The acquisition of a meditative technique was the beginning of my journey. Although having learned a valuable tool, I was miles away from making it work. A great idea for a business is worthless, the application of the idea is where the value lies, the same edict applies to meditation. Infrequent practice, rushing the sessions and disregarding practical suggestions lead to varied results. During my recent episode, I lovingly embraced negativity, despite consistent practice, my meditations were cluttered by lack of presence. I started to judge everyone around me, especially at the gym. The one place where judgment should be left at the door, I invited it in and said, “stay for coffee”.
The most frustrating thing about my recent disaster was its slow moving nature. It felt as if I aimed a shotgun towards my feet, knew it was gonna hurt, bad, and still pulled the trigger. Another fun analogy is a fire. A small spark, a low flame can be extinguished with ease, I had a raging inferno on my hands. Women will come and go, I’ll get over it. However, the feeling of being in the backseat while my emotions drove me off a cliff will linger. I promise, the analogies are done now.

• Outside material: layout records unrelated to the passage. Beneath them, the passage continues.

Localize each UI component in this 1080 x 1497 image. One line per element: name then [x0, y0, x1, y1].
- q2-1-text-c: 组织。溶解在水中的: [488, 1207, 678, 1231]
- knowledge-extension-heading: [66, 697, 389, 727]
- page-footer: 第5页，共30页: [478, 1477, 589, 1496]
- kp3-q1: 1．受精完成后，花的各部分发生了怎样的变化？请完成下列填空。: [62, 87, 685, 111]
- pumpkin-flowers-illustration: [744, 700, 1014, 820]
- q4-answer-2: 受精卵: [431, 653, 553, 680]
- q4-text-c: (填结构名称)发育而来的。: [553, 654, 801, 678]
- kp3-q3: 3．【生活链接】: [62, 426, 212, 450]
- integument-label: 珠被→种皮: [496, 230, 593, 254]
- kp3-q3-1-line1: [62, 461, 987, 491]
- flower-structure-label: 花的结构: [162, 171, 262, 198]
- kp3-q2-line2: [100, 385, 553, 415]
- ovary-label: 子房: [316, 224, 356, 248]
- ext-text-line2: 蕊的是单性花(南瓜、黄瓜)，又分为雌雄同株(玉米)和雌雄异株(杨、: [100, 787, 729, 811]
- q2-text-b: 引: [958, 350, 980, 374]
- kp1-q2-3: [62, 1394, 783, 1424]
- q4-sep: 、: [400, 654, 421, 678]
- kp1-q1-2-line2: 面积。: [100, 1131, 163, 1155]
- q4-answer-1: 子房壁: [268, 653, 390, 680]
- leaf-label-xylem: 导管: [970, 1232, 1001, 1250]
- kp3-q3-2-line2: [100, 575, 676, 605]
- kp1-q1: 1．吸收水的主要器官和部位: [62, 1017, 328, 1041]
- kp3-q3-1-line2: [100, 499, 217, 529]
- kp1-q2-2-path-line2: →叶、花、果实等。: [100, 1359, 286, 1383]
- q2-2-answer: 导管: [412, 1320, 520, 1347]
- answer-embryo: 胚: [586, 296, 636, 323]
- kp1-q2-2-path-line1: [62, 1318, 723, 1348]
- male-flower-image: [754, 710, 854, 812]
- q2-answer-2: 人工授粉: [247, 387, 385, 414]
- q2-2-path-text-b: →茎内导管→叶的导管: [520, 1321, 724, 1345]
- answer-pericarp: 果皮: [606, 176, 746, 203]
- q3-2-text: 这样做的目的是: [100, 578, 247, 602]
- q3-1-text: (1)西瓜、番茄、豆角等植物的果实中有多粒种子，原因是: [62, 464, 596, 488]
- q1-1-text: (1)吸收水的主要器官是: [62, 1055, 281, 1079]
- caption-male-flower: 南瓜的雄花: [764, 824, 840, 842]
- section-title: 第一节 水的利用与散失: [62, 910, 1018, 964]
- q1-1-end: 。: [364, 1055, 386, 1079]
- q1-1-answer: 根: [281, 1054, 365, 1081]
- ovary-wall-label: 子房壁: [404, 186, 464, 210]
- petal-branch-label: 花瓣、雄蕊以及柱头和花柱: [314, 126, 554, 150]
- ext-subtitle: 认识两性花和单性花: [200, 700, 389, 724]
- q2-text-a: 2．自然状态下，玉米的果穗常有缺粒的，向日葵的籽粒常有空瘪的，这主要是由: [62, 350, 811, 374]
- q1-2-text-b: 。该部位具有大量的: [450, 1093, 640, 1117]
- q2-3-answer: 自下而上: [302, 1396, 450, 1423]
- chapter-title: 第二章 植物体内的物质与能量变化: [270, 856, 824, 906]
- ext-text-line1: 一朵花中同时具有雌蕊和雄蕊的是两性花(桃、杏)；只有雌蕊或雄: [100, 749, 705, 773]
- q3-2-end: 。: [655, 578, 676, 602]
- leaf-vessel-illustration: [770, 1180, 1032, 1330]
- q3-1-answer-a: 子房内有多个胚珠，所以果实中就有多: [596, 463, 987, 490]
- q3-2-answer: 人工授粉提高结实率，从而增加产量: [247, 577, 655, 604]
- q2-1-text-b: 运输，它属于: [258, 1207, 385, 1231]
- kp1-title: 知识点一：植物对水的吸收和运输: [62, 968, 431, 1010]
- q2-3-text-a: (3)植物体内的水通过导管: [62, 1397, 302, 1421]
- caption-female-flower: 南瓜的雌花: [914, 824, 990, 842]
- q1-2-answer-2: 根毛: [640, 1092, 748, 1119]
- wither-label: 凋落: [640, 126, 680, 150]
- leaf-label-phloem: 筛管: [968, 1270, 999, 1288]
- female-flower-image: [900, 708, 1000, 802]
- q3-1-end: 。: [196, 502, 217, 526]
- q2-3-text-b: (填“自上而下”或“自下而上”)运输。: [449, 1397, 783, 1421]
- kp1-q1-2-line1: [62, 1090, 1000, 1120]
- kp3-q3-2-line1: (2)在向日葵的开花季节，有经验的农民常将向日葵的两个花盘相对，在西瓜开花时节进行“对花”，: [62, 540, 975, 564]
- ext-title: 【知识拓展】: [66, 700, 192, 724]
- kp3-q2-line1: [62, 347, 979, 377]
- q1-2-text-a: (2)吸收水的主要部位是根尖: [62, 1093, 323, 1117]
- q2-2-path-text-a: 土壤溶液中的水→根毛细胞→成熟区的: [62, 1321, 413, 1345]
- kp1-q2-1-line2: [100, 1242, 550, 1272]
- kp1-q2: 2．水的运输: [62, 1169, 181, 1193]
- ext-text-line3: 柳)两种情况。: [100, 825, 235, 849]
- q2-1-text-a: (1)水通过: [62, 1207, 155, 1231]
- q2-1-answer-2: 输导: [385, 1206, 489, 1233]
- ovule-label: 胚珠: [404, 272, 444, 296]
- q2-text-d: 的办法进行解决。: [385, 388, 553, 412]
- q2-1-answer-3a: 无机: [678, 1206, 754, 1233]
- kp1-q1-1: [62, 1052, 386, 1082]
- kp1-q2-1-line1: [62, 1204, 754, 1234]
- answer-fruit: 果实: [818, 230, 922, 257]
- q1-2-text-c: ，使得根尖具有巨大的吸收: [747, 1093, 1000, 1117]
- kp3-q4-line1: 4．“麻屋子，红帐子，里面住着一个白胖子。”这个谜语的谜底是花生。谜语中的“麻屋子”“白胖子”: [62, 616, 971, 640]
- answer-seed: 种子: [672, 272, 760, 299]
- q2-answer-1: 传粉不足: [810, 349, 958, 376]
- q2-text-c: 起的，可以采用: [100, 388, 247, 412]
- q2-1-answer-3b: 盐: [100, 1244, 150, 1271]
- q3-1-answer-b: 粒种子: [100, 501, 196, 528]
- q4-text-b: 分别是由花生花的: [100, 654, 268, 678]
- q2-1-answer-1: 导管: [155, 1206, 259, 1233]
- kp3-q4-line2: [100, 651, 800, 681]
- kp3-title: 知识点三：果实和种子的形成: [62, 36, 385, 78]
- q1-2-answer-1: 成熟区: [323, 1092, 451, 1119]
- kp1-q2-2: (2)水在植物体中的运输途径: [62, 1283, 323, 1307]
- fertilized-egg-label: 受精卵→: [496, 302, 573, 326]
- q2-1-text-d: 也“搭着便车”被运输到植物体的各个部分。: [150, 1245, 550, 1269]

There are a lot of external factors I want to blame for the state in which I found myself. Playing the blame game would be an obfuscation. I was the source of my discontent. I made a decision to wallow in the familiarity of misanthropy. There is a natural tendency for the mind to be drawn into negative thought process. Skepticism and viciousness helped keep our species alive long enough for this rumination to occur. No longer banging rocks together and hunting for food, I will apply a more delicate touch to life. If it doesn’t work, I can always go back to being a mean bastard.
This wasn’t fun to write. I’m not looking for congratulations or accolades. My fragmented psyche has been massed by the exercise.
After the incident I had a dream. I was walking through a small community college. I found a room that was a combination of classroom and common room. There was a few tables, a piano; two people inside, a man and a woman. The man was cleaning the room, the woman was frolicking, dancing and singing. I entered the room, found a medical textbook on a table close to the door and moved it to the other side of the room. Suddenly a fourth person came in. It was a man, he was distraught and had a bandage on his left hand. After close inspection I notice his thumb was missing, severed. He was mumbling something and searching for the book. Lastly, he moved towards a second door connected to the room, he fumbled with the handle, failing to open. I woke up. My thought was clear, some people have real problems, mine was contrived.